The heavy iron gates finally parted wide enough to let her out. Gabrielle punched the gas and sped out onto the quiet, unlit street. She had no clear idea of where she was until she drove a couple of miles and found a familiar intersection. There she took a left onto Charles Street, and headed for Beacon Hill in an autopilot daze.
Her block seemed so much smaller to her as she parked the car at the curb outside her apartment. Her neighbors' lights were on, but despite the ambient yellow glow, the brick building seemed dreary somehow.
Gabrielle climbed the front steps and fished her key out of her purse. Her hand knocked against a small dagger she'd taken out of Lucan's weapon cabinet - a bit of insurance in case she ran into any trouble on the way home.
The apartment phone was ringing as she came inside and turned on the foyer light. She let the machine get it, turning to set all the locks and deadbolts on the door.
From the kitchen, she heard Kendra's clipped voice come over the message intercom.
"It's very rude of you to ignore me like this, Gabby." Her friend sounded strangely shrill. Pissed off. "I need to see you. It's important. You and I really need to talk."
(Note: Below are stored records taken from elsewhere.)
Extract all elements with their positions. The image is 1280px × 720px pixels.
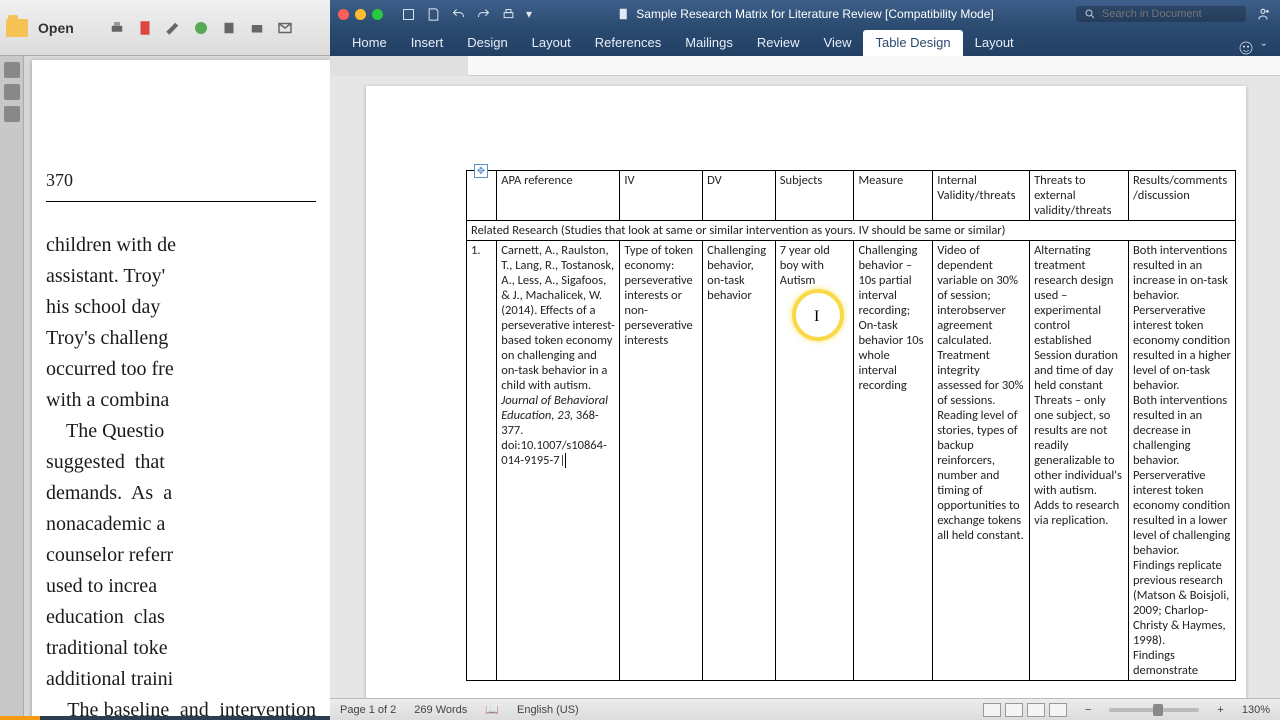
view-draft-icon[interactable] (1049, 703, 1067, 717)
header-external[interactable]: Threats to external validity/threats (1030, 171, 1129, 221)
tab-layout[interactable]: Layout (520, 30, 583, 56)
header-apa[interactable]: APA reference (497, 171, 620, 221)
cell-results[interactable]: Both interventions resulted in an increa… (1128, 241, 1235, 681)
print-icon[interactable] (108, 19, 126, 37)
header-measure[interactable]: Measure (854, 171, 933, 221)
window-controls (338, 9, 383, 20)
view-web-layout-icon[interactable] (1005, 703, 1023, 717)
table-subheading-row: Related Research (Studies that look at s… (467, 221, 1236, 241)
document-title: Sample Research Matrix for Literature Re… (616, 7, 993, 21)
pdf-page: 370 children with de assistant. Troy' hi… (32, 60, 330, 720)
search-box[interactable] (1076, 6, 1246, 22)
maximize-window-icon[interactable] (372, 9, 383, 20)
cell-subjects[interactable]: 7 year old boy with Autism (775, 241, 854, 681)
view-mode-buttons (983, 703, 1067, 717)
sidebar-tool-icon[interactable] (4, 84, 20, 100)
title-bar: ▾ Sample Research Matrix for Literature … (330, 0, 1280, 28)
document-area[interactable]: ✥ APA reference IV DV Subjects Measure I… (330, 76, 1280, 698)
tab-references[interactable]: References (583, 30, 673, 56)
dropdown-icon[interactable]: ▾ (526, 7, 532, 21)
tab-view[interactable]: View (812, 30, 864, 56)
cell-internal[interactable]: Video of dependent variable on 30% of se… (933, 241, 1030, 681)
status-bar: Page 1 of 2 269 Words 📖 English (US) − +… (330, 698, 1280, 720)
zoom-in-button[interactable]: + (1217, 704, 1223, 716)
edit-icon[interactable] (164, 19, 182, 37)
research-matrix-table[interactable]: APA reference IV DV Subjects Measure Int… (466, 170, 1236, 681)
tab-design[interactable]: Design (455, 30, 519, 56)
close-window-icon[interactable] (338, 9, 349, 20)
subheading-cell[interactable]: Related Research (Studies that look at s… (467, 221, 1236, 241)
search-input[interactable] (1102, 8, 1232, 20)
view-print-layout-icon[interactable] (983, 703, 1001, 717)
printer-icon[interactable] (248, 19, 266, 37)
status-page[interactable]: Page 1 of 2 (340, 704, 396, 716)
status-language[interactable]: English (US) (517, 704, 579, 716)
redo-icon[interactable] (476, 7, 491, 22)
tab-mailings[interactable]: Mailings (673, 30, 745, 56)
cell-iv[interactable]: Type of token economy: perseverative int… (620, 241, 703, 681)
minimize-window-icon[interactable] (355, 9, 366, 20)
open-button[interactable]: Open (38, 20, 74, 36)
attach-icon[interactable] (220, 19, 238, 37)
share-icon[interactable] (192, 19, 210, 37)
pdf-sidebar (0, 56, 24, 720)
word-window: ▾ Sample Research Matrix for Literature … (330, 0, 1280, 720)
ribbon-tabs: Home Insert Design Layout References Mai… (330, 28, 1280, 56)
cell-apa[interactable]: Carnett, A., Raulston, T., Lang, R., Tos… (497, 241, 620, 681)
collapse-ribbon-icon[interactable]: ˇ (1262, 41, 1266, 56)
share-button[interactable] (1254, 5, 1272, 23)
header-dv[interactable]: DV (703, 171, 776, 221)
sidebar-tool-icon[interactable] (4, 106, 20, 122)
table-row: 1. Carnett, A., Raulston, T., Lang, R., … (467, 241, 1236, 681)
status-word-count[interactable]: 269 Words (414, 704, 467, 716)
sidebar-tool-icon[interactable] (4, 62, 20, 78)
tab-layout-2[interactable]: Layout (963, 30, 1026, 56)
home-icon[interactable] (401, 7, 416, 22)
tab-review[interactable]: Review (745, 30, 812, 56)
tab-home[interactable]: Home (340, 30, 399, 56)
tab-table-design[interactable]: Table Design (863, 30, 962, 56)
view-outline-icon[interactable] (1027, 703, 1045, 717)
cell-num[interactable]: 1. (467, 241, 497, 681)
tab-insert[interactable]: Insert (399, 30, 456, 56)
text-cursor-icon: I (814, 308, 819, 326)
quick-access-toolbar: ▾ (401, 7, 532, 22)
folder-icon (6, 19, 28, 37)
save-icon[interactable] (426, 7, 441, 22)
pdf-toolbar: Open (0, 0, 330, 56)
print-icon[interactable] (501, 7, 516, 22)
pdf-page-number: 370 (46, 170, 316, 191)
pdf-icon[interactable] (136, 19, 154, 37)
header-iv[interactable]: IV (620, 171, 703, 221)
pdf-body-text: children with de assistant. Troy' his sc… (46, 230, 316, 720)
document-page: ✥ APA reference IV DV Subjects Measure I… (366, 86, 1246, 698)
undo-icon[interactable] (451, 7, 466, 22)
ruler[interactable] (330, 56, 1280, 76)
header-results[interactable]: Results/comments/discussion (1128, 171, 1235, 221)
cell-dv[interactable]: Challenging behavior, on-task behavior (703, 241, 776, 681)
table-move-handle[interactable]: ✥ (474, 164, 488, 178)
header-num[interactable] (467, 171, 497, 221)
zoom-level[interactable]: 130% (1242, 704, 1270, 716)
table-header-row: APA reference IV DV Subjects Measure Int… (467, 171, 1236, 221)
cell-external[interactable]: Alternating treatment research design us… (1030, 241, 1129, 681)
cell-measure[interactable]: Challenging behavior – 10s partial inter… (854, 241, 933, 681)
header-internal[interactable]: Internal Validity/threats (933, 171, 1030, 221)
pdf-reader-window: Open 370 children with de assistant. Tro… (0, 0, 330, 720)
spellcheck-icon[interactable]: 📖 (485, 703, 499, 716)
header-subjects[interactable]: Subjects (775, 171, 854, 221)
mail-icon[interactable] (276, 19, 294, 37)
taskbar-edge (0, 716, 330, 720)
smiley-icon[interactable] (1238, 40, 1254, 56)
zoom-out-button[interactable]: − (1085, 704, 1091, 716)
zoom-slider[interactable] (1109, 708, 1199, 712)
Gabrielle walked through the living room, noting the blank spaces on her walls where Lucan had removed some of her framed photographs. It seemed like a year had passed since the night he'd come to her apartment and told her the stunning truth about himself and the battle that was raging among those of his kind.
Vampires, she thought, surprised to find that the word no longer shocked her.
Probably very little could shock her now.
And she no longer feared that she was losing her mind like her mother had. Even that tragic history had taken on new meaning now. Her mother hadn't been crazy at all. She'd been a terrified young woman, caught up in a violence that few human minds could grasp.
Gabrielle was not about to let that same violence destroy her. She was home, such as it was, and she would figure out some way to make her old life fit again.
She dropped her purse on the counter and walked over to the answering machine. The message indicator was blinking the number 18.
"You've got to be kidding me," she murmured, hitting the Play button.
As the machine did its thing, Gabrielle went into the bathroom to inspect her neck. Lucan's bite glowed dark red below her ear, right near the teardrop and crescent moon that marked her as a Breedmate. She probed the twin punctures and vivid bruise that Lucan had left on her, but found it didn't hurt at all. The dull, empty ache between her legs was the worse pain, but even that paled next to the cold rawness that settled in her chest when she thought of Lucan recoiling from her tonight as if she were poison. Stumbling out of the room like he couldn't get away from her fast enough.
Gabrielle ran the water and washed up, vaguely aware of the messages playing in the kitchen. As the machine advanced to the fourth or fifth one, she realized something odd.
All of the messages were from Kendra, all within that past twenty-four hours. One after the other, some with less than five minutes between them.
And Kendra's tone had soured significantly from her first message when she had been playfully casual, offering to take Gabrielle out to lunch or drinks or anything else that sounded good. Then the tone of the invitation had gotten a bit more insistent: Kendra saying that she had a problem and needed Gabrielle's advice.
The last couple of messages were strident demands that Kendra expected to hear from her soon.
When Gabrielle ran to her purse and checked her cell phone's voicemail, she found more of the same.
Kendra's repeated calls.
Her weirdly acid tone of voice.
A chill crept along her limbs when she thought of Lucan's warning about Kendra. That if she'd fallen victim to the Rogues, she was no friend of hers anymore. That she was as good as dead.
The phone started ringing again in the kitchen.
"Oh, my God," she gasped, gripped in a mounting terror.
She had to get out of there.
Hotel, she thought. Somewhere remote. Somewhere she could hide for a while, decide what to do.
Gabrielle grabbed her purse and the keys to the BMW, practically running for her front door. She threw the locks free and twisted the knob. As the door swung open, she found herself staring at a familiar face that had once been friendly.
Now she was certain it belonged to a Minion.
"Going somewhere, Gabby?" Kendra brought her cell phone away from her ear and closed it. The ringing in the apartment ceased. Kendra smiled thinly, her head cocked at an odd angle. "You're awfully hard to catch lately."
Gabrielle winced at the lost, vacant look in those unblinking eyes. "Let me past you, Kendra. Please."